A special note on classifier, ground truth labels and mrr

The classifiers are the backbone of proposed ML system: we have taken five different classifiers (support vector machine, MLP-based neural network, AdaBoost, stochastic gradient descent and decision tree) undergoing five types of partitioning protocols (K2, K4, K5, K10 and JK) implementations. Some classifiers do well on ground truth (document size and corresponding labels) of datasets. MLP showed the best ability to learn from neurons and weights. It also creates a network of neuron in its own training, which enhances its ability to learn. Protocol K5 shown higher values in many cases with the classifiers. MLP performs better; SVM-L and DT performance is in medium category, while SGD and AdaBoost are average performer. The role of MRR in characterizing the input healthcare text datasets is important for the success of our model. We started perturbation (MRR) with 71.04% strong scenario and then decreasing the MRR, we find consistent improvement in the accuracy. We can see that lower the MRR has a higher learning rate (η). Our experiment demonstrated encouraging results.

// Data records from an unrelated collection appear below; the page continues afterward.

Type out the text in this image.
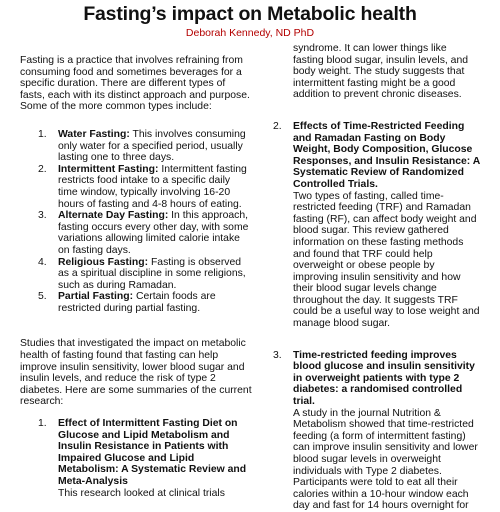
Fasting’s impact on Metabolic health
Deborah Kennedy, ND PhD

Fasting is a practice that involves refraining from consuming food and sometimes beverages for a specific duration. There are different types of fasts, each with its distinct approach and purpose. Some of the more common types include:

1. Water Fasting: This involves consuming only water for a specified period, usually lasting one to three days.
2. Intermittent Fasting: Intermittent fasting restricts food intake to a specific daily time window, typically involving 16-20 hours of fasting and 4-8 hours of eating.
3. Alternate Day Fasting: In this approach, fasting occurs every other day, with some variations allowing limited calorie intake on fasting days.
4. Religious Fasting: Fasting is observed as a spiritual discipline in some religions, such as during Ramadan.
5. Partial Fasting: Certain foods are restricted during partial fasting.

Studies that investigated the impact on metabolic health of fasting found that fasting can help improve insulin sensitivity, lower blood sugar and insulin levels, and reduce the risk of type 2 diabetes. Here are some summaries of the current research:

1. Effect of Intermittent Fasting Diet on Glucose and Lipid Metabolism and Insulin Resistance in Patients with Impaired Glucose and Lipid Metabolism: A Systematic Review and Meta-Analysis
This research looked at clinical trials

syndrome. It can lower things like fasting blood sugar, insulin levels, and body weight. The study suggests that intermittent fasting might be a good addition to prevent chronic diseases.

2. Effects of Time-Restricted Feeding and Ramadan Fasting on Body Weight, Body Composition, Glucose Responses, and Insulin Resistance: A Systematic Review of Randomized Controlled Trials.
Two types of fasting, called time-restricted feeding (TRF) and Ramadan fasting (RF), can affect body weight and blood sugar. This review gathered information on these fasting methods and found that TRF could help overweight or obese people by improving insulin sensitivity and how their blood sugar levels change throughout the day. It suggests TRF could be a useful way to lose weight and manage blood sugar.
3. Time-restricted feeding improves blood glucose and insulin sensitivity in overweight patients with type 2 diabetes: a randomised controlled trial.
A study in the journal Nutrition & Metabolism showed that time-restricted feeding (a form of intermittent fasting) can improve insulin sensitivity and lower blood sugar levels in overweight individuals with Type 2 diabetes. Participants were told to eat all their calories within a 10-hour window each day and fast for 14 hours overnight for
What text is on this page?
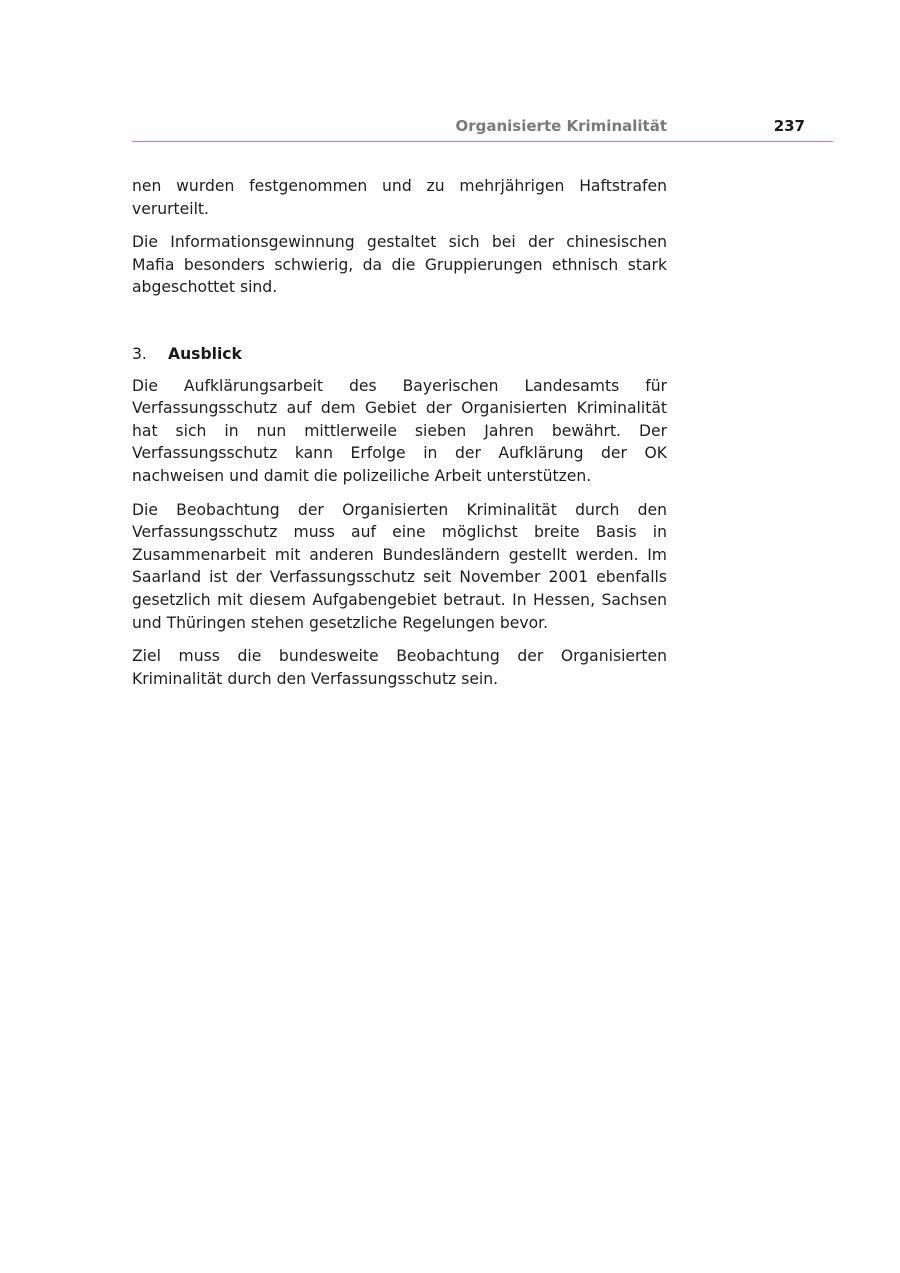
Organisierte Kriminalität	237

nen wurden festgenommen und zu mehrjährigen Haftstrafen verurteilt.

Die Informationsgewinnung gestaltet sich bei der chinesischen Mafia besonders schwierig, da die Gruppierungen ethnisch stark abgeschottet sind.

3.	Ausblick

Die Aufklärungsarbeit des Bayerischen Landesamts für Verfassungsschutz auf dem Gebiet der Organisierten Kriminalität hat sich in nun mittlerweile sieben Jahren bewährt. Der Verfassungsschutz kann Erfolge in der Aufklärung der OK nachweisen und damit die polizeiliche Arbeit unterstützen.

Die Beobachtung der Organisierten Kriminalität durch den Verfassungsschutz muss auf eine möglichst breite Basis in Zusammenarbeit mit anderen Bundesländern gestellt werden. Im Saarland ist der Verfassungsschutz seit November 2001 ebenfalls gesetzlich mit diesem Aufgabengebiet betraut. In Hessen, Sachsen und Thüringen stehen gesetzliche Regelungen bevor.

Ziel muss die bundesweite Beobachtung der Organisierten Kriminalität durch den Verfassungsschutz sein.
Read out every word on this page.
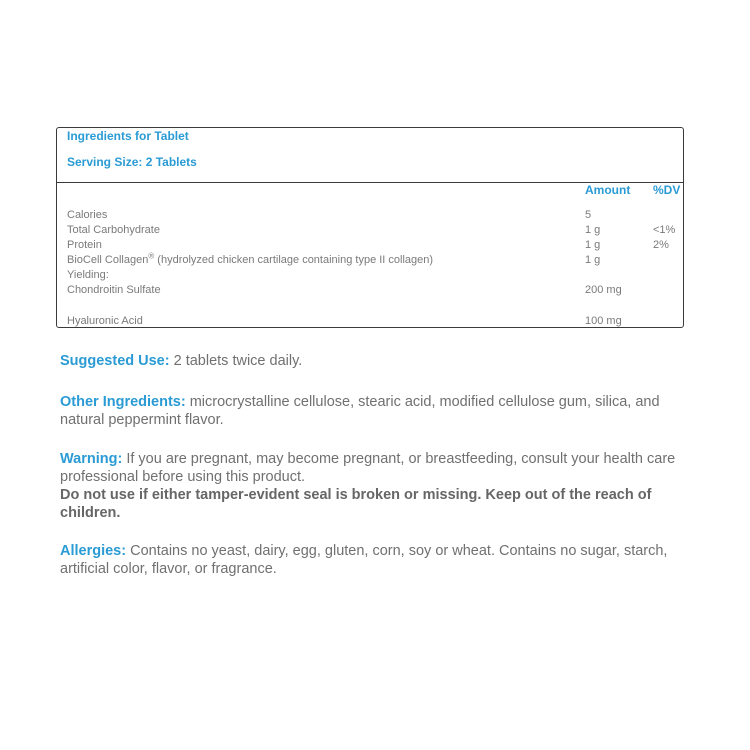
Ingredients for Tablet
Serving Size: 2 Tablets
Amount %DV
Calories	5
Total Carbohydrate	1 g	<1%
Protein	1 g	2%
BioCell Collagen® (hydrolyzed chicken cartilage containing type II collagen)	1 g
Yielding:
Chondroitin Sulfate	200 mg
Hyaluronic Acid	100 mg
Suggested Use: 2 tablets twice daily.
Other Ingredients: microcrystalline cellulose, stearic acid, modified cellulose gum, silica, and natural peppermint flavor.
Warning: If you are pregnant, may become pregnant, or breastfeeding, consult your health care professional before using this product.
Do not use if either tamper-evident seal is broken or missing. Keep out of the reach of children.
Allergies: Contains no yeast, dairy, egg, gluten, corn, soy or wheat. Contains no sugar, starch, artificial color, flavor, or fragrance.
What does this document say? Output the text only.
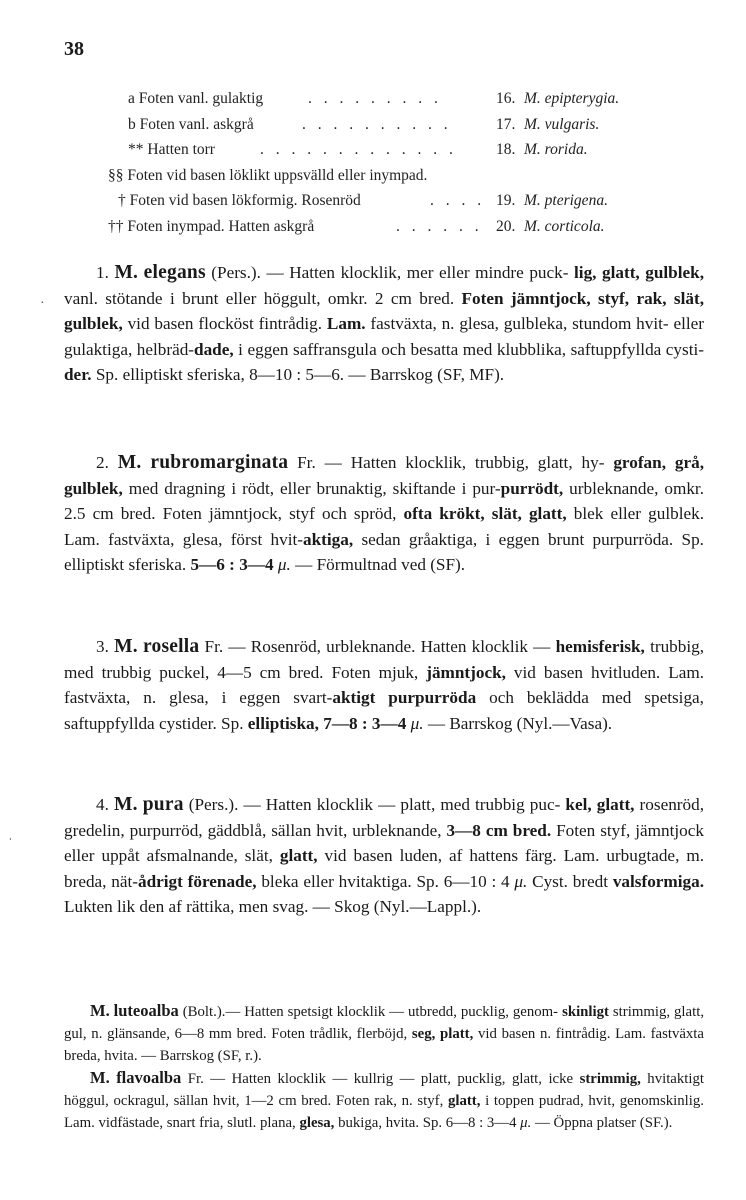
38
a Foten vanl. gulaktig	. . . . . . . . .	16. M. epipterygia.
b Foten vanl. askgrå	. . . . . . . . . .	17. M. vulgaris.
** Hatten torr	. . . . . . . . . . . . .	18. M. rorida.
§§ Foten vid basen löklikt uppsvälld eller inympad.
† Foten vid basen lökformig. Rosenröd	. . . . 19. M. pterigena.
†† Foten inympad. Hatten askgrå	. . . . . . 20. M. corticola.
·

1. M. elegans (Pers.). — Hatten klocklik, mer eller mindre puck- lig, glatt, gulblek, vanl. stötande i brunt eller höggult, omkr. 2 cm bred. Foten jämntjock, styf, rak, slät, gulblek, vid basen flocköst fintrådig. Lam. fastväxta, n. glesa, gulbleka, stundom hvit- eller gulaktiga, helbräd-dade, i eggen saffransgula och besatta med klubblika, saftuppfyllda cysti-der. Sp. elliptiskt sferiska, 8—10 : 5—6. — Barrskog (SF, MF).

2. M. rubromarginata Fr. — Hatten klocklik, trubbig, glatt, hy- grofan, grå, gulblek, med dragning i rödt, eller brunaktig, skiftande i pur-purrödt, urbleknande, omkr. 2.5 cm bred. Foten jämntjock, styf och spröd, ofta krökt, slät, glatt, blek eller gulblek. Lam. fastväxta, glesa, först hvit-aktiga, sedan gråaktiga, i eggen brunt purpurröda. Sp. elliptiskt sferiska. 5—6 : 3—4 μ. — Förmultnad ved (SF).

3. M. rosella Fr. — Rosenröd, urbleknande. Hatten klocklik — hemisferisk, trubbig, med trubbig puckel, 4—5 cm bred. Foten mjuk, jämntjock, vid basen hvitluden. Lam. fastväxta, n. glesa, i eggen svart-aktigt purpurröda och beklädda med spetsiga, saftuppfyllda cystider. Sp. elliptiska, 7—8 : 3—4 μ. — Barrskog (Nyl.—Vasa).

ˌ

4. M. pura (Pers.). — Hatten klocklik — platt, med trubbig puc- kel, glatt, rosenröd, gredelin, purpurröd, gäddblå, sällan hvit, urbleknande, 3—8 cm bred. Foten styf, jämntjock eller uppåt afsmalnande, slät, glatt, vid basen luden, af hattens färg. Lam. urbugtade, m. breda, nät-ådrigt förenade, bleka eller hvitaktiga. Sp. 6—10 : 4 μ. Cyst. bredt valsformiga. Lukten lik den af rättika, men svag. — Skog (Nyl.—Lappl.).

M. luteoalba (Bolt.).— Hatten spetsigt klocklik — utbredd, pucklig, genom- skinligt strimmig, glatt, gul, n. glänsande, 6—8 mm bred. Foten trådlik, flerböjd, seg, platt, vid basen n. fintrådig. Lam. fastväxta breda, hvita. — Barrskog (SF, r.).

M. flavoalba Fr. — Hatten klocklik — kullrig — platt, pucklig, glatt, icke strimmig, hvitaktigt höggul, ockragul, sällan hvit, 1—2 cm bred. Foten rak, n. styf, glatt, i toppen pudrad, hvit, genomskinlig. Lam. vidfästade, snart fria, slutl. plana, glesa, bukiga, hvita. Sp. 6—8 : 3—4 μ. — Öppna platser (SF.).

Strength weakness and extensions

The study has the following strengths: (a) we validated our hypothesis that MRR degrades the ML performance. (b) Comprehensive data modeling and analysis which consisted of five different datasets with different MRR values, five different training/testing protocols and five types of classifiers. In spite of thorough analysis. We think that by taking larger data bases along with strong feature selection methods can make the system more powerful and extend this pilot study.

Conclusion

In the proposed work, a robust and exhaustive text classification system has been discussed. The work shows the text related MRR degrades the system performance. The comprehensive system i.e. five data sets, five splitting protocols and five heterogeneous classifiers are used for measuring its impact in classifier memorization process. As we have considered short and long text messages for this experimental work, we considered all the features (terms) for the experimentation. The performance of the system is measured in terms of ROC, AUC, SEN, SPE, and PPV. Further reliability and stability index of the system is also measured. The system showed good results i.e. 89% and MLP performs best among all i.e., 92% selected categories of classifiers. Such system prototype can help in text categorization in a better way whether it belongs to structured or unstructured category. Our experiment also demonstrates the quality index in dataset and justified that higher informative terms contribute maximum in classification accuracy. To the best of my knowledge no one targeted this type of work till date and results can be useful for complex and real-time text surveillance setup.